As an endemic species, the Galapagos penguin populations in Galapagos are crucial for the survival of the species. This also means that any great change in their environment could lead to the entire species being wiped out! Some of the threats facing Galapagos Penguins are anthropogenic such as invasive species and new diseases, but environmental factors such as El Niño events can have a great impact on them.
El Niño heavily influences the Galapagos penguin populations as it makes the waters around Galapagos warmer, making their food less abundant. The cold-water schooling fish that the penguins feed upon migrate away from Galapagos during El Niño meaning food becomes scarce. As a result penguins usually do not breed during El Niño as the chances of raising offspring successfully are low and parent penguins could die in the attempt.
The El Nino in 1982/83 caused a dramatic decline in the penguin population by around 80%. After a slow recovery, a second bad El Niño in 1997/98 reduced the population again by 65%. Population numbers have slowly been recovering since but numbers are still only half what they were before the 1982 El Niño. Increasing frequency and severity of El Niño weather events due to global climate change is a major threat to the Galapagos penguin, especially when they are at low numbers.

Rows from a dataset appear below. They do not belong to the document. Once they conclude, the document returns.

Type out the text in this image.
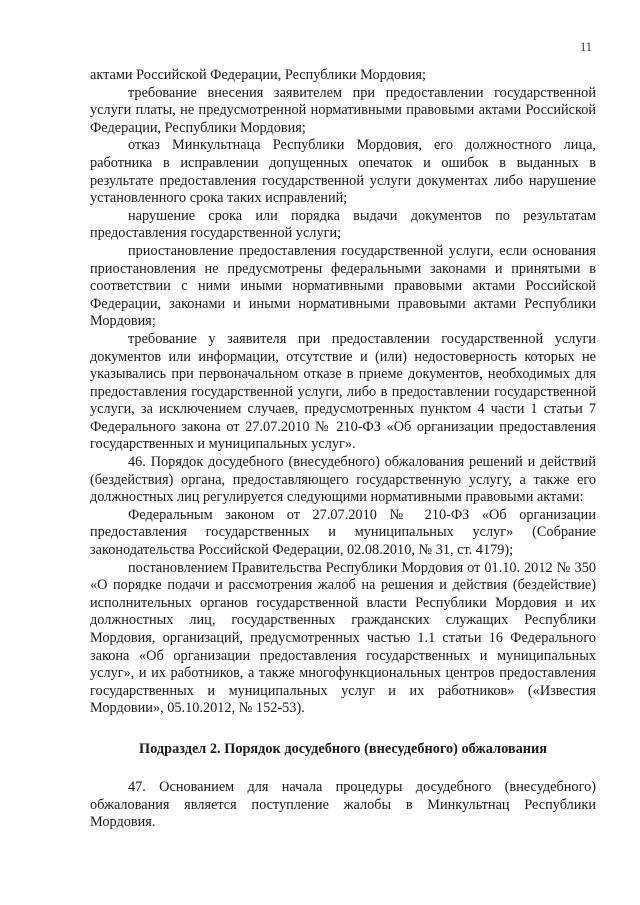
11

актами Российской Федерации, Республики Мордовия;

требование внесения заявителем при предоставлении государственной услуги платы, не предусмотренной нормативными правовыми актами Российской Федерации, Республики Мордовия;

отказ Минкультнаца Республики Мордовия, его должностного лица, работника в исправлении допущенных опечаток и ошибок в выданных в результате предоставления государственной услуги документах либо нарушение установленного срока таких исправлений;

нарушение срока или порядка выдачи документов по результатам предоставления государственной услуги;

приостановление предоставления государственной услуги, если основания приостановления не предусмотрены федеральными законами и принятыми в соответствии с ними иными нормативными правовыми актами Российской Федерации, законами и иными нормативными правовыми актами Республики Мордовия;

требование у заявителя при предоставлении государственной услуги документов или информации, отсутствие и (или) недостоверность которых не указывались при первоначальном отказе в приеме документов, необходимых для предоставления государственной услуги, либо в предоставлении государственной услуги, за исключением случаев, предусмотренных пунктом 4 части 1 статьи 7 Федерального закона от 27.07.2010 № 210-ФЗ «Об организации предоставления государственных и муниципальных услуг».

46. Порядок досудебного (внесудебного) обжалования решений и действий (бездействия) органа, предоставляющего государственную услугу, а также его должностных лиц регулируется следующими нормативными правовыми актами:

Федеральным законом от 27.07.2010 № 210-ФЗ «Об организации предоставления государственных и муниципальных услуг» (Собрание законодательства Российской Федерации, 02.08.2010, № 31, ст. 4179);

постановлением Правительства Республики Мордовия от 01.10. 2012 № 350 «О порядке подачи и рассмотрения жалоб на решения и действия (бездействие) исполнительных органов государственной власти Республики Мордовия и их должностных лиц, государственных гражданских служащих Республики Мордовия, организаций, предусмотренных частью 1.1 статьи 16 Федерального закона «Об организации предоставления государственных и муниципальных услуг», и их работников, а также многофункциональных центров предоставления государственных и муниципальных услуг и их работников» («Известия Мордовии», 05.10.2012, № 152-53).

Подраздел 2. Порядок досудебного (внесудебного) обжалования

47. Основанием для начала процедуры досудебного (внесудебного) обжалования является поступление жалобы в Минкультнац Республики Мордовия.
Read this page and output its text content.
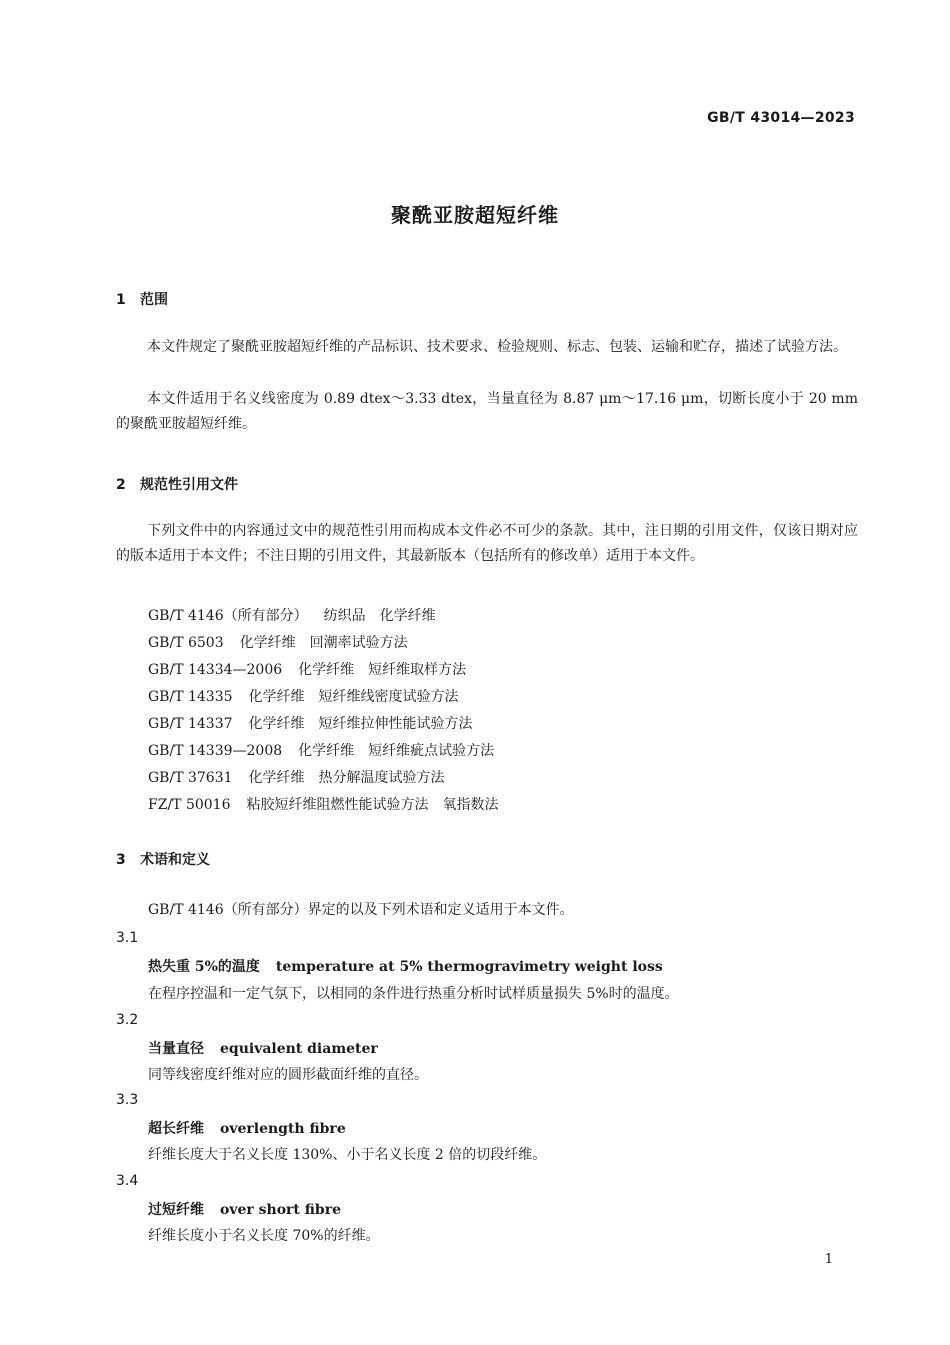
GB/T 43014—2023
聚酰亚胺超短纤维
1 范围
本文件规定了聚酰亚胺超短纤维的产品标识、技术要求、检验规则、标志、包装、运输和贮存，描述了试验方法。
本文件适用于名义线密度为 0.89 dtex～3.33 dtex，当量直径为 8.87 μm～17.16 μm，切断长度小于 20 mm 的聚酰亚胺超短纤维。
2 规范性引用文件
下列文件中的内容通过文中的规范性引用而构成本文件必不可少的条款。其中，注日期的引用文件，仅该日期对应的版本适用于本文件；不注日期的引用文件，其最新版本（包括所有的修改单）适用于本文件。
GB/T 4146（所有部分） 纺织品　化学纤维
GB/T 6503 化学纤维　回潮率试验方法
GB/T 14334—2006 化学纤维　短纤维取样方法
GB/T 14335 化学纤维　短纤维线密度试验方法
GB/T 14337 化学纤维　短纤维拉伸性能试验方法
GB/T 14339—2008 化学纤维　短纤维疵点试验方法
GB/T 37631 化学纤维　热分解温度试验方法
FZ/T 50016 粘胶短纤维阻燃性能试验方法　氧指数法
3 术语和定义
GB/T 4146（所有部分）界定的以及下列术语和定义适用于本文件。
3.1
热失重 5%的温度 temperature at 5% thermogravimetry weight loss
在程序控温和一定气氛下，以相同的条件进行热重分析时试样质量损失 5%时的温度。
3.2
当量直径 equivalent diameter
同等线密度纤维对应的圆形截面纤维的直径。
3.3
超长纤维 overlength fibre
纤维长度大于名义长度 130%、小于名义长度 2 倍的切段纤维。
3.4
过短纤维 over short fibre
纤维长度小于名义长度 70%的纤维。
1
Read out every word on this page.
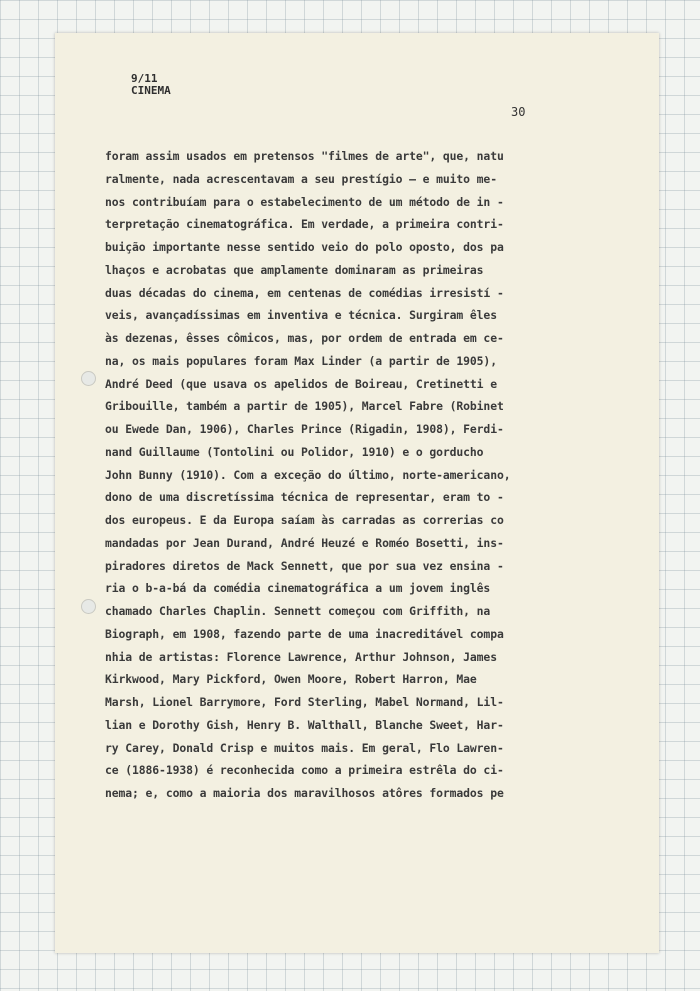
9/11
CINEMA
30
foram assim usados em pretensos "filmes de arte", que, natu
ralmente, nada acrescentavam a seu prestígio — e muito me-
nos contribuíam para o estabelecimento de um método de in -
terpretação cinematográfica. Em verdade, a primeira contri-
buição importante nesse sentido veio do polo oposto, dos pa
lhaços e acrobatas que amplamente dominaram as primeiras
duas décadas do cinema, em centenas de comédias irresistí -
veis, avançadíssimas em inventiva e técnica. Surgiram êles
às dezenas, êsses cômicos, mas, por ordem de entrada em ce-
na, os mais populares foram Max Linder (a partir de 1905),
André Deed (que usava os apelidos de Boireau, Cretinetti e
Gribouille, também a partir de 1905), Marcel Fabre (Robinet
ou Ewede Dan, 1906), Charles Prince (Rigadin, 1908), Ferdi-
nand Guillaume (Tontolini ou Polidor, 1910) e o gorducho
John Bunny (1910). Com a exceção do último, norte-americano,
dono de uma discretíssima técnica de representar, eram to -
dos europeus. E da Europa saíam às carradas as correrias co
mandadas por Jean Durand, André Heuzé e Roméo Bosetti, ins-
piradores diretos de Mack Sennett, que por sua vez ensina -
ria o b-a-bá da comédia cinematográfica a um jovem inglês
chamado Charles Chaplin. Sennett começou com Griffith, na
Biograph, em 1908, fazendo parte de uma inacreditável compa
nhia de artistas: Florence Lawrence, Arthur Johnson, James
Kirkwood, Mary Pickford, Owen Moore, Robert Harron, Mae
Marsh, Lionel Barrymore, Ford Sterling, Mabel Normand, Lil-
lian e Dorothy Gish, Henry B. Walthall, Blanche Sweet, Har-
ry Carey, Donald Crisp e muitos mais. Em geral, Flo Lawren-
ce (1886-1938) é reconhecida como a primeira estrêla do ci-
nema; e, como a maioria dos maravilhosos atôres formados pe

Although natural predation (by native species) is uncommon, penguin chicks can be taken by Galapagos Hawks and short-eared owls. Weaker hatchlings are also sometimes predated on by Sally Lightfoot Crabs and Galapagos Banded Snakes. Adults are also under predation from large sharks, fur-seals and sea lions.
Their nesting activities are also restricted due to many of the nests they used up to 40 years ago are now either prone to flooding or inhabited by marine iguanas. This means that less pairs can breed now compared to 40 years ago, so the recovery of the species is limited.
Human activities on the islands over the last 470 years have inevitably led to invasive species being brought to the islands by colonizers, farmers and pirates. Some of these invasive species include feral pigs, dogs, cats and fire ants, all of which predate on Galapagos penguins. Land predators are a great problem for penguins as their chicks cannot swim, making them easy targets for cats or dogs.
Humans have also brought diseases to Galapagos that the native species have no immunity against. A particularly virulent introduced disease is avian Malaria which is feared may eradicate the Galapagos penguin as it has done to endemic bird species in Hawaii. In Hawaii, the introduction of avian malaria has led to so many extinctions hat it now has the highest number of extinct birds in the world, with ten extinctions in the last 35 years. The same effect is feared to occur in Galapagos as the Galapagos, like Hawaii, is an isolated group of islands, so the introduction of a new disease can be fatal for a species that have no immunity towards it.
Human traffic on the islands, and especially fishing on the islands has also led to penguin fatalities. Bycatch has become a global issue for marine species as bad fishing techniques from all around the world have led to millions of animals dying after having been tangled up in nets. As penguins are birds and need air to survive, the likelihood of them dying after having been caught in a net is extremely high.
These threats are exacerbated by an expanding human population and increased tourism to the Islands. The extreme fluctuation in penguin population numbers highlights the fragility of the penguins whose survival is intimately linked to their environment.